The first of those has already been set: achieving at least a 55 percent reduction in greenhouse gas emissions by 2030, compared with a 1990 baseline.
Now, the 27-country European Union is tackling the next transition stage: its climate-fighting ambitions for 2040.
The bloc's environment ministers on Monday launched the debate on that goal, ahead of the European Commission early next month presenting its impact assessment reports of different climate target scenarios.
Those developments will inform positions that will be crystallised in the next European Commission and European Parliament that will result from EU elections taking place in June this year, with a formal EU proposition to be formulated in late 2024.
The current EU climate commissioner, Wopke Hoekstra, has vowed a net emissions reduction of "at least 90 percent" by 2040.
The chair of the European Parliament's environment committee, Pascal Canfin, said that 90-percent goal "would allow the same level of ambition and the same rate of reduction" as for the 2020-2030 period.
"Going beyond that seems complicated," he said.
The EU's European Scientific Advisory Board on Climate Change in a June report urged a reduction of 90-95 percent for the bloc to stay on its carbon-neutral trajectory.
To get there, it said there would have to be practically no carbon emissions from electricity production, an acceleration of renewable energy sources, at least a halving of oil imports and drastically reduced energy consumption.
Carbon Market Watch, a not-for-profit research organisation seeking to shape the EU's climate stance, says current Green Deal legislation won't achieve the targets set, noting that many of the already-agreed transitions are backloaded to 2030.
- Calls for a pause -
Several EU governments and conservative EU lawmakers are also putting up resistance, calling for a pause in environmental legislation.
Part of that is because of blowback from the bloc's powerful farming lobby, whose voice is being increasingly heard as parties vie for European Parliament seats.

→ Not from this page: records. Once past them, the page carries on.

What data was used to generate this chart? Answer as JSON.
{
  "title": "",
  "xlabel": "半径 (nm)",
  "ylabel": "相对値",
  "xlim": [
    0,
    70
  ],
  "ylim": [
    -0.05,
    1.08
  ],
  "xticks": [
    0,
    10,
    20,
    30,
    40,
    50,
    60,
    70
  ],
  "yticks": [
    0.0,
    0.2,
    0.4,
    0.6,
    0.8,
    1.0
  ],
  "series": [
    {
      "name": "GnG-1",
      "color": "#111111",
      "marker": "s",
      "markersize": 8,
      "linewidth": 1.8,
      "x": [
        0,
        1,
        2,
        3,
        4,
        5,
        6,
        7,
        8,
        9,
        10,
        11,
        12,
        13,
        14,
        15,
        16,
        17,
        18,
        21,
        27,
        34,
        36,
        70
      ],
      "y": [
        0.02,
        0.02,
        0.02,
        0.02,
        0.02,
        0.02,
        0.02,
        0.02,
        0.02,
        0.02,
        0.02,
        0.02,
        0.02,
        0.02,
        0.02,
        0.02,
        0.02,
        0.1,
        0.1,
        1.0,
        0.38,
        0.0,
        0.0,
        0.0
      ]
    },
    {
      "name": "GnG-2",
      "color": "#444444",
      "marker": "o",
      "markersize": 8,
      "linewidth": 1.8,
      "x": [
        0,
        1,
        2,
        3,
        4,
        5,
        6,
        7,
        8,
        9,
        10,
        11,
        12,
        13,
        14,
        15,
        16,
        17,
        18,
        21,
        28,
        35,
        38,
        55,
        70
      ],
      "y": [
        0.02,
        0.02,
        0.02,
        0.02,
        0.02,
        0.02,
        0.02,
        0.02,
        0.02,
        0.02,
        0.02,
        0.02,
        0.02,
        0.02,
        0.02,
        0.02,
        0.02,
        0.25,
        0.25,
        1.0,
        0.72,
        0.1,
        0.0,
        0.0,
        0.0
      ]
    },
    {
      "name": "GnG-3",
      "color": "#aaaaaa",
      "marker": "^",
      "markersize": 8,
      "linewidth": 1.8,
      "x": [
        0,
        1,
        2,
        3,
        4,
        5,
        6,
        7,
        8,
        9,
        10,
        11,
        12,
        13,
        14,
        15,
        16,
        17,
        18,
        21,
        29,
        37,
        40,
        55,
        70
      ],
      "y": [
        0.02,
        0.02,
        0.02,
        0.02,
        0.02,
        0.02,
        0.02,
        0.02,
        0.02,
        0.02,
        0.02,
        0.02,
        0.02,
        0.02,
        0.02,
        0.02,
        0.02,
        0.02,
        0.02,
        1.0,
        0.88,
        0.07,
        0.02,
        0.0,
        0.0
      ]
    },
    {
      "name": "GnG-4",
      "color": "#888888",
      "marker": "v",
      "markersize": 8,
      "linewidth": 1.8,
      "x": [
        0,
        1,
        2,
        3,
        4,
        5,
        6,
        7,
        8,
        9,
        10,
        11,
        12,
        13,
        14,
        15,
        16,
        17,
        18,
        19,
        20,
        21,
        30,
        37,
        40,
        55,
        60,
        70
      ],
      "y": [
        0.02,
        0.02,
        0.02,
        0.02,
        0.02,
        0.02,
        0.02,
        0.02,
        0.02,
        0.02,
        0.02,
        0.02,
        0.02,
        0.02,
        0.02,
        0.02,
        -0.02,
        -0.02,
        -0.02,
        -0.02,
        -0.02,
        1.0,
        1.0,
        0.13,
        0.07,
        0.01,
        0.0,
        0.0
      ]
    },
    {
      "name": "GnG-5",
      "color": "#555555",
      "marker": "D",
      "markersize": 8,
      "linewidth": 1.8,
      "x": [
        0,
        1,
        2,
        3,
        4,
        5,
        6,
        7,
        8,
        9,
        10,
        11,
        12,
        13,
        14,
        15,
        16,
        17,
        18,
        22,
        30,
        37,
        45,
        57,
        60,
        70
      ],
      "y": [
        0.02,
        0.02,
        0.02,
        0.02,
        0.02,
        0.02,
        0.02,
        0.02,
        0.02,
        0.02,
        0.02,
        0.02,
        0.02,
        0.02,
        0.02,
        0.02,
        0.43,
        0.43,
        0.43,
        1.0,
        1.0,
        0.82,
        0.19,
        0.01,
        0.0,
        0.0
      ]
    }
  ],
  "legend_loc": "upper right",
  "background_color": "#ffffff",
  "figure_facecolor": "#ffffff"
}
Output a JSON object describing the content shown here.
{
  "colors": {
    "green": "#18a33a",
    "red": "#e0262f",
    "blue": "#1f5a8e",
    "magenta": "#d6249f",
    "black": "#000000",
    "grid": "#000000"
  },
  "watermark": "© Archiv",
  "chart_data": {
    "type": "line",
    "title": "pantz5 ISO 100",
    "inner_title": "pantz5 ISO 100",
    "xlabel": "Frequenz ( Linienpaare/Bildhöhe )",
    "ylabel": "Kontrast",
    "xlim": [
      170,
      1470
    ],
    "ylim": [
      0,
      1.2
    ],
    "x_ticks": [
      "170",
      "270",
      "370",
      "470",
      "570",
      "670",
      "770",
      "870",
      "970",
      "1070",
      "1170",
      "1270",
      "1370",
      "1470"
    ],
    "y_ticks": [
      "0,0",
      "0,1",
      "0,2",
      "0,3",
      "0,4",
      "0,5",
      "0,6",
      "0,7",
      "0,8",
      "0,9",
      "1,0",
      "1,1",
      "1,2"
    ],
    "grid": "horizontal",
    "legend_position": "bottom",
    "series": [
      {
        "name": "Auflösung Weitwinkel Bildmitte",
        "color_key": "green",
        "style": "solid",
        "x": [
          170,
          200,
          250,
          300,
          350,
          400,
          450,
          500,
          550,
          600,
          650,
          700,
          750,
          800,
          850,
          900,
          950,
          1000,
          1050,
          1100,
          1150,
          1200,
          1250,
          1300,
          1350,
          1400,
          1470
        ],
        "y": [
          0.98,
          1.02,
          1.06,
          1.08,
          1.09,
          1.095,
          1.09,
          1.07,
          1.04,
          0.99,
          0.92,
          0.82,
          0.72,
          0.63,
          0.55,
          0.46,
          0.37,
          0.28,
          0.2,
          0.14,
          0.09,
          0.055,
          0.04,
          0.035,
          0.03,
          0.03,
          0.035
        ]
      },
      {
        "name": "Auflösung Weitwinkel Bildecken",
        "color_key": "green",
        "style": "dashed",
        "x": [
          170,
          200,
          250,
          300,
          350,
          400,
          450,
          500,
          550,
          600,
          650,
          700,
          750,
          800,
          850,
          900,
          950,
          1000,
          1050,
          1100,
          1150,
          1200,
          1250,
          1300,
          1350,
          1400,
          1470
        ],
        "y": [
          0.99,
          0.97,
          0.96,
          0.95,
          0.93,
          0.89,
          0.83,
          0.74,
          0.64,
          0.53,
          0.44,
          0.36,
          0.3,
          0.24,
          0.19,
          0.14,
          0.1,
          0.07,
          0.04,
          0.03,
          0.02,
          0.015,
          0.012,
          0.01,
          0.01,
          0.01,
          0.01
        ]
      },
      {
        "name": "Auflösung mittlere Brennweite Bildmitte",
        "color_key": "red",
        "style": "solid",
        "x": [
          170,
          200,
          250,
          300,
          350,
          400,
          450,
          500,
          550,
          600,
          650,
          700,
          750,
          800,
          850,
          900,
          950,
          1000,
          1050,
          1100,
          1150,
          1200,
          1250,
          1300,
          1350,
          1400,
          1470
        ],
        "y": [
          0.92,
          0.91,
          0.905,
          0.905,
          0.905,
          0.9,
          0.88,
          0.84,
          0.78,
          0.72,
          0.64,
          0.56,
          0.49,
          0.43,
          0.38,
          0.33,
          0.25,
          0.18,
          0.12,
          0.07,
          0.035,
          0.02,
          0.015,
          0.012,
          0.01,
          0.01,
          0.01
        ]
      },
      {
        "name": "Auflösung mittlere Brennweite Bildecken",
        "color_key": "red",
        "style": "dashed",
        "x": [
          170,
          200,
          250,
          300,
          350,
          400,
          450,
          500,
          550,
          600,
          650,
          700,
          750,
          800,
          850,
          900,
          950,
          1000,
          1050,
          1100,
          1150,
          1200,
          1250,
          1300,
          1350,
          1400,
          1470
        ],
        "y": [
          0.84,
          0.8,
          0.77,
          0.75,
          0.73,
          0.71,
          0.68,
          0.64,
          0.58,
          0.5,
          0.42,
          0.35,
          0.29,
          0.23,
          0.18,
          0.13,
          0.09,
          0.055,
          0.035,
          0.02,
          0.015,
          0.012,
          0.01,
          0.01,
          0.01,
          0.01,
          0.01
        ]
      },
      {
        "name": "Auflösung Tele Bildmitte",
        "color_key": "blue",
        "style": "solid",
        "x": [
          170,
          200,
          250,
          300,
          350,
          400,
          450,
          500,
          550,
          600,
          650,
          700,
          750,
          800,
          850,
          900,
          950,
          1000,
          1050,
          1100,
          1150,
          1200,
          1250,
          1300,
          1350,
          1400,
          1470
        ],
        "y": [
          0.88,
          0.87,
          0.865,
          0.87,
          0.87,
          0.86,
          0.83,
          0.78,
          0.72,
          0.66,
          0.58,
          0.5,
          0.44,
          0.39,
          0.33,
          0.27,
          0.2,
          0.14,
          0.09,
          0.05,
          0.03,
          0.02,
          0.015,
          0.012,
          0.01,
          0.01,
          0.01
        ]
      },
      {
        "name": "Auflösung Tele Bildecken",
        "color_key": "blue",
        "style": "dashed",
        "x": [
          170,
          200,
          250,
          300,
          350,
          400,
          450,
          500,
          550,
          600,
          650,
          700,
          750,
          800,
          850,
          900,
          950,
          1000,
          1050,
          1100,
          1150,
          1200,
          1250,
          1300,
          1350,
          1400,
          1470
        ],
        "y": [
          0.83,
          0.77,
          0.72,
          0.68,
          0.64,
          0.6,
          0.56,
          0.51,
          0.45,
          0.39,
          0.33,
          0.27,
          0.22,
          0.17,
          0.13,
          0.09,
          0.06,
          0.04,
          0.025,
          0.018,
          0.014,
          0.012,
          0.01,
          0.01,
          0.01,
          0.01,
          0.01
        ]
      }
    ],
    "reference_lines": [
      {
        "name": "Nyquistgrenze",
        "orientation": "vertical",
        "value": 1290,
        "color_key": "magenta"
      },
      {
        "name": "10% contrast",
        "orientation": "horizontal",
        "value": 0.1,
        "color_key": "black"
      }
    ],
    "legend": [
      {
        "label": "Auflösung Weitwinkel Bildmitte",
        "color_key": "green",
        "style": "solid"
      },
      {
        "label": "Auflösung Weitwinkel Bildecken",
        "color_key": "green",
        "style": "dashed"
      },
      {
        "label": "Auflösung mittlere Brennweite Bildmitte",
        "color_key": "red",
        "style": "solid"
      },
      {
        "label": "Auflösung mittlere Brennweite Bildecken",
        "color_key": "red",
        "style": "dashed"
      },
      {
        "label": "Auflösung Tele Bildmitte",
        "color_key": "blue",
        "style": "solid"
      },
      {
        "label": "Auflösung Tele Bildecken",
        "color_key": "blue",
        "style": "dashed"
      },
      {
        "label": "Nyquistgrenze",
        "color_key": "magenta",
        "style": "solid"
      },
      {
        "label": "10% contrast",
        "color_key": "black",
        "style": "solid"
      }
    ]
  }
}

But Hoekstra, arriving for the EU ministers' meeting, said there was no alternative to rising to meet the climate challenge given the growing impact of global warming.
"They're not my red lines, they're not the red lines of the Commission, they are not the red lines of any individual minister -- it is simply what the planet tells us to do," he said.
The detail of what reaching the targets would entail is where much of the friction lies.
Dozens of climate non-governmental organisations, think tanks and research groups have called for overall emission cuts, more carbon sinks like forests that absorb gases, and carbon capture and stockage technologies.
"This is a crucial moment to shape the climate policy architecture," said Fabiola de Simone, of Carbon Market Watch.
Aiming for a "net" carbon reduction -- meaning using offsets to bring down overall emission figures rather than an across-the-board cut -- "can lead us to slow down the efforts to reduce emissions first, which is our priority," she said.
"This kind of approach... is wrong scientifically, it's also very risky," she said.
But Canfin said "all solutions" needed to be adopted because "there are residual emissions that we aren't able to get rid of".
Adolfo Aiello, deputy head of the European Steel Association, said that a 90-percent target in any case "entails almost a full decarbonisation of energy-intensive industries such as steel".
"The EU steel industry's decarbonisation alone would require the equivalent of today's German electricity consumption," he said.